"The Night of the Hunter" is now rightfully considered a bona fide classic of post-war Hollywood, but its evocative cinematography and offbeat touches received a cool response from the critics and audiences of 1955. Its intentionally anomalous rejection of the rigidity and strictures of cinematic visual storytelling were woefully misunderstood, and due to its esoteric unconventionality, it was perceived as melodramatic and stilted. Indefinable and defiant, the film was viewed as a failure of its time, unfairly maligned until a resurgence of new Hollywood auteurs universally recognised it as an influence; the contemporaneous critical analysis was even more positive, further renewing interest in the film as a wrongly scorned masterpiece deserving of veneration. In 1992, the film's reappraisal led to its induction into the National Film Registry as a culturally and artistically significant landmark, securing its revived status for future generations.

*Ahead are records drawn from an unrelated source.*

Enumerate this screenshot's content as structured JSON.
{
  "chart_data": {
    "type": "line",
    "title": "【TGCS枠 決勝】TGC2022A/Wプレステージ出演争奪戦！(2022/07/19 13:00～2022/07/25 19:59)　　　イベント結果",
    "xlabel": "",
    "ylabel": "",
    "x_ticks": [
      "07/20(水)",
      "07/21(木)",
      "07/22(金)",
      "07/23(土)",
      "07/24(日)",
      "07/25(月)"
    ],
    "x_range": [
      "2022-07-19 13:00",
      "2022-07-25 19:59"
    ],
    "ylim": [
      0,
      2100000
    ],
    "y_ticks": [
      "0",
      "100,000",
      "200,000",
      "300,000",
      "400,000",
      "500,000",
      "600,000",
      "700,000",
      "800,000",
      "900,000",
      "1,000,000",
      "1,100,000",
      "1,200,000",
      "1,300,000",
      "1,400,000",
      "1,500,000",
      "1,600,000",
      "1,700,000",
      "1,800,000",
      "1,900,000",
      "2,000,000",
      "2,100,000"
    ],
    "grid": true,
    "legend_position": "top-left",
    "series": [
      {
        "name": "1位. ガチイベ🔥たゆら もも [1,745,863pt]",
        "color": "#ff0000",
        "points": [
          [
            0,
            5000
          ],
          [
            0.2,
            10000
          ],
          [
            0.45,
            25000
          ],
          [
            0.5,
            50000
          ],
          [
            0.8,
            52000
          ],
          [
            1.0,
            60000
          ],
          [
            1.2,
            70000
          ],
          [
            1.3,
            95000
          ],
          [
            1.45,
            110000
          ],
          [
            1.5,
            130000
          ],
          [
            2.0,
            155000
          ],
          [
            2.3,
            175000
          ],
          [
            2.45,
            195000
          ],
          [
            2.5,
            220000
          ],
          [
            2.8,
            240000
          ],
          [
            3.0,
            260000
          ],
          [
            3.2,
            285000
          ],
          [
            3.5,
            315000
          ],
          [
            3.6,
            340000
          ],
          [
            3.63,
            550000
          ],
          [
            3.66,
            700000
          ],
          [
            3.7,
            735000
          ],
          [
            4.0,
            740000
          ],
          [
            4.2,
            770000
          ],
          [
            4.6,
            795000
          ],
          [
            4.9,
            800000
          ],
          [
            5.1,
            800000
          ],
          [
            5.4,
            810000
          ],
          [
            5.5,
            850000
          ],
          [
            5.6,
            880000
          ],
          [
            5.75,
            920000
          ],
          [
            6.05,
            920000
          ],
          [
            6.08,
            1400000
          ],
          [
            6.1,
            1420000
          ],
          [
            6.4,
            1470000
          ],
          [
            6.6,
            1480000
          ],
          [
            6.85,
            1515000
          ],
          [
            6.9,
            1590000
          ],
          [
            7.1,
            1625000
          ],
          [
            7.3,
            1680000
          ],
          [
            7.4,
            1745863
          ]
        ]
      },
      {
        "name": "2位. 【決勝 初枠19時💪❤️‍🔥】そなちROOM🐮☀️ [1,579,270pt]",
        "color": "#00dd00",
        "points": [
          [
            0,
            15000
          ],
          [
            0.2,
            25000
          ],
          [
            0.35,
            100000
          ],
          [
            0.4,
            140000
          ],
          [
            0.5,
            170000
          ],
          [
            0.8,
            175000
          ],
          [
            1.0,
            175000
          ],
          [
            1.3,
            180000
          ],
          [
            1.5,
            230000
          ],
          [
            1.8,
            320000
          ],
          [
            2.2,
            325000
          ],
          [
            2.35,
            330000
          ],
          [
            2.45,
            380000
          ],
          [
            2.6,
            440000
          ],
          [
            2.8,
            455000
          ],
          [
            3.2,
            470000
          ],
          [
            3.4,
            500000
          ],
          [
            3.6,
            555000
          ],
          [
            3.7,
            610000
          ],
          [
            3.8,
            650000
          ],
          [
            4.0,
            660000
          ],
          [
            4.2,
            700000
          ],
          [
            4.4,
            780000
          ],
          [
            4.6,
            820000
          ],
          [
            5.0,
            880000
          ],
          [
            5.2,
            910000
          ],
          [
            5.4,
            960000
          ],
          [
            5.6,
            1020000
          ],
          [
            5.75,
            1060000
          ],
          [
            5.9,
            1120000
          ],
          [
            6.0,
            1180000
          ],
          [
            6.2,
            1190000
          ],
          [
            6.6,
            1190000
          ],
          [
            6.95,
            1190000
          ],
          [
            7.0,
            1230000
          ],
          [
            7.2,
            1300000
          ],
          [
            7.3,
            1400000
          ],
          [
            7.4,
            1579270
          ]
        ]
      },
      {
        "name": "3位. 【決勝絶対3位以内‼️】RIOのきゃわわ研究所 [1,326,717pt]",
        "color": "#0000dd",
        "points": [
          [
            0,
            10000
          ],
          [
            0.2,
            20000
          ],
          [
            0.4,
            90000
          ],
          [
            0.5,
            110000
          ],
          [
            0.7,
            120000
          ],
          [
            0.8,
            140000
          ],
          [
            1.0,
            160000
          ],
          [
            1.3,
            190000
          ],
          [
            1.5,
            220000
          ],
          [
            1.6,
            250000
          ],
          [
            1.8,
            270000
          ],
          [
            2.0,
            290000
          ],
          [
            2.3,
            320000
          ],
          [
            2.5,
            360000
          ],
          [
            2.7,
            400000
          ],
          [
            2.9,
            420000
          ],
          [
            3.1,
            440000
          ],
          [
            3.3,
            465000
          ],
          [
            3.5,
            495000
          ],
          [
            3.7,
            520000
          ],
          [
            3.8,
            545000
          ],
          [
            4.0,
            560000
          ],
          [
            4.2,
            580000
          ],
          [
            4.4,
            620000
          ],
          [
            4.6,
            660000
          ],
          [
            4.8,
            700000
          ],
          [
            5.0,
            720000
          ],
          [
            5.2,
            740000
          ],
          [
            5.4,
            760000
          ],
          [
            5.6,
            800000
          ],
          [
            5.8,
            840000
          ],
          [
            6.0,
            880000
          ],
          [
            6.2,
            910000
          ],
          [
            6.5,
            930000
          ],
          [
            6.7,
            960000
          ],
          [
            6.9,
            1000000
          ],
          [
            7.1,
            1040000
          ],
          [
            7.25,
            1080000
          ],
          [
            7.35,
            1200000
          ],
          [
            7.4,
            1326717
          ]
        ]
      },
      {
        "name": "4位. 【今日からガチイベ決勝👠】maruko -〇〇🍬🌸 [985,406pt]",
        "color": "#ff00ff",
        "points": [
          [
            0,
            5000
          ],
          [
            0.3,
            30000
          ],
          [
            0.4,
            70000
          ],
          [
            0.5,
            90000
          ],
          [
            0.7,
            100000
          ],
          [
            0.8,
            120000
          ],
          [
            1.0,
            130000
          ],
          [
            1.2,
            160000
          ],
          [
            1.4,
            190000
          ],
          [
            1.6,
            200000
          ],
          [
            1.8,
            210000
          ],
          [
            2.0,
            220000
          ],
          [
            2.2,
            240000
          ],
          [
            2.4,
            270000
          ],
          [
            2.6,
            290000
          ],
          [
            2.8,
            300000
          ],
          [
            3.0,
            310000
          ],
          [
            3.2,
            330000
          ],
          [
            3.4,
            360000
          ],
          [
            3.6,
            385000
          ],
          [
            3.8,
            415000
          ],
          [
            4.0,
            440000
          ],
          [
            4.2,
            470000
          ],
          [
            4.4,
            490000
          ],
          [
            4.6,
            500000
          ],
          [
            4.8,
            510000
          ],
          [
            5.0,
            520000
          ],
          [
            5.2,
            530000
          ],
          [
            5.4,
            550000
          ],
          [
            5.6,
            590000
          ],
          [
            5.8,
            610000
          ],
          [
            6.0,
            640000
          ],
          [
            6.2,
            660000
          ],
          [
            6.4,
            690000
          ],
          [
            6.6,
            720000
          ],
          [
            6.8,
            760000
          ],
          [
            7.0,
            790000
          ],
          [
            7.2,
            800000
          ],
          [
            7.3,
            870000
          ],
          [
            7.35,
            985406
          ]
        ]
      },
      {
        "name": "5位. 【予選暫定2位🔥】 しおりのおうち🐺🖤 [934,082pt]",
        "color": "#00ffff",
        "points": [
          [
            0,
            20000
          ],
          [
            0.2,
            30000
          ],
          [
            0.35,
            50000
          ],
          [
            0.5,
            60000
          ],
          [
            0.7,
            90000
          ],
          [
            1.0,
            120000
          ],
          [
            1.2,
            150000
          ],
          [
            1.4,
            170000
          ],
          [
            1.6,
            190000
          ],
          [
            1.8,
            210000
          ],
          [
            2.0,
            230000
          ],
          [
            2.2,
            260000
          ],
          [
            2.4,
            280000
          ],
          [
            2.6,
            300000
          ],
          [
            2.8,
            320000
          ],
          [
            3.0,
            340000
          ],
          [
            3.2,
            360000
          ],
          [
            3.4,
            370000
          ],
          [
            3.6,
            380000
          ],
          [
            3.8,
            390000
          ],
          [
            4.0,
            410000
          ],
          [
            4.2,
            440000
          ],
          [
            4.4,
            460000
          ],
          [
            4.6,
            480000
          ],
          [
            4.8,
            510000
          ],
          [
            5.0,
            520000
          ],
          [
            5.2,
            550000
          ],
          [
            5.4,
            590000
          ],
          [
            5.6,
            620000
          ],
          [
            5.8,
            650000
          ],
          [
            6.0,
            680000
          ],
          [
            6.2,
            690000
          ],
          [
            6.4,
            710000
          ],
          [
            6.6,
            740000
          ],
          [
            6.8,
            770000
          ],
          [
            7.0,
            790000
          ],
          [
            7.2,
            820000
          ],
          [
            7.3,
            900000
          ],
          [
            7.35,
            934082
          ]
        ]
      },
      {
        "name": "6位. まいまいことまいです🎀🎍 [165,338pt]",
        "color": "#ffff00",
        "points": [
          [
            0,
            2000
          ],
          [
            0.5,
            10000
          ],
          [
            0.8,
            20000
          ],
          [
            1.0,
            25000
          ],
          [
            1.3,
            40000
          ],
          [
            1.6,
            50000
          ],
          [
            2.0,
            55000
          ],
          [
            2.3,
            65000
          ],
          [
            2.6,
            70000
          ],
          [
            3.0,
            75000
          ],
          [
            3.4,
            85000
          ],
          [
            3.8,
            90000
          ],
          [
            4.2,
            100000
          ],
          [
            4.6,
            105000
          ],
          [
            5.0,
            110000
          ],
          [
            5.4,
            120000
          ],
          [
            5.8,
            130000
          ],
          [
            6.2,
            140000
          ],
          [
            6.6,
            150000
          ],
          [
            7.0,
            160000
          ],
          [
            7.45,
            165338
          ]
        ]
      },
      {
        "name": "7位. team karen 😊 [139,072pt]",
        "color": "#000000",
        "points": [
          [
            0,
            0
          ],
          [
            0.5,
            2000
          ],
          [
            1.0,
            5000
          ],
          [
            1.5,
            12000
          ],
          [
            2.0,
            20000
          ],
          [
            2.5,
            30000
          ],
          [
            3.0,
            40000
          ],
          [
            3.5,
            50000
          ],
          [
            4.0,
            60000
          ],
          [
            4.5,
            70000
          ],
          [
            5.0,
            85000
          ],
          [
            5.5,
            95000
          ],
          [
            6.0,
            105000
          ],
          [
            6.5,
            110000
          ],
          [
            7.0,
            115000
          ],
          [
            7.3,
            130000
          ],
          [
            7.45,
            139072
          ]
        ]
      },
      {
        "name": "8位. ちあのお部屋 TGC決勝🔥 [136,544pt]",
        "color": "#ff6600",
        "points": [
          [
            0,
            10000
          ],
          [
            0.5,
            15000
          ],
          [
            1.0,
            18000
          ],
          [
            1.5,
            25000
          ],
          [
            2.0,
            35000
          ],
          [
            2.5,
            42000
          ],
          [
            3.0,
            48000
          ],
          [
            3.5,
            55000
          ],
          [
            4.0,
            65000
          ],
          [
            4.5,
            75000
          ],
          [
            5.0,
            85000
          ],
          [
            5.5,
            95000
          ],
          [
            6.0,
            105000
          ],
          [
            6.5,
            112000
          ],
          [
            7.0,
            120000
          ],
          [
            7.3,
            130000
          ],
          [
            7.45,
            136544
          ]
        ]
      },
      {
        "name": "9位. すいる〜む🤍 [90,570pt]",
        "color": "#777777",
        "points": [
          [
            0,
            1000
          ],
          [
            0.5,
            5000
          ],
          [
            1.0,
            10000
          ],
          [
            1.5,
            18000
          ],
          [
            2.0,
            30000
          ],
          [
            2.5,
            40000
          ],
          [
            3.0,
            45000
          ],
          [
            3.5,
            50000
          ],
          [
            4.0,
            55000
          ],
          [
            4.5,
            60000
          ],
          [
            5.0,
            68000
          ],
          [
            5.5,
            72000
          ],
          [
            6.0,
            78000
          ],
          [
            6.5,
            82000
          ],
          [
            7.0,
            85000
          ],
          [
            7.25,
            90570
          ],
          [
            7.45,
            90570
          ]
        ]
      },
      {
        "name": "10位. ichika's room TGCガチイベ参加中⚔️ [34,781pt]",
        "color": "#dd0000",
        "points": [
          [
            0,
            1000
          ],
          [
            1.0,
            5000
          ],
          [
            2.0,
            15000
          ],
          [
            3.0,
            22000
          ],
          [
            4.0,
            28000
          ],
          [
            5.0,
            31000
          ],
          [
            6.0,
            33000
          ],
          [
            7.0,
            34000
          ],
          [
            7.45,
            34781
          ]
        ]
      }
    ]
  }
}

Ostensibly a fairy-tale remixed with elements of Film Noir and Southern Gothic, the film recalls the silent era with its lyrical, expressionistic style. Robert Mitchum's self-appointed preacher and serial killer Harry Powell terrorises West Virginia in the pursuit of his hanged former cellmate's ill-gotten gains, threatening his wily children and brutally murdering his widow in the process. In his exemplification of true evil, Robert Mitchum's performance is as icy and stark as the film's complex lighting arrangements, of which illuminate his character rather than envelope him in darkness, circumventing the conception of light representing goodness. Harry Powell is diabolical, but he is not indestructible and impervious as villains in cinema would later become; outwitted by a child and overwhelmed by an elderly woman, both of whom are invulnerable to his superficial charm, contrary to the gullible majority, and accordingly, he fails in his mercenary quest. Laughton's express intention was to bewitch audiences, and with certain shots, including the unforgettable stillness of a bound Shelley Winters in the car underneath the lake, he achieves his aim. Shot entirely in black and white in the styles and motifs of German Expressionism (strange shadows, stylised dialogue, distorted perspectives, surrealistic sets, irregular camera angles, and complex lighting techniques) the film is emblematic of a bygone era in which directors were able to design a unique look without locations or CGI.
Curiously simplistic in its depiction of two children overcoming evil aided by an unlikely saviour, the nightmarish quality of West Virginia, reimagined as a vast place of beauty menaced by hidden peril elevates it into realms of magical terror only suitable for adults. Oozing danger in every scene, the film's exploration of evil in the form of a sonorous male black widow, albeit misogynistic and entirely without care for anything other than money, is particularly unsettling in its accuracy. Dream-like and magnetic in a way that most horror films are not and visually reflective of its characters, "The Night of the Hunter" instead operates as a disturbingly beautiful mythic tale saturated by the misty folklore and enchanting yet dread-laden wildness of the Brothers Grimm universe.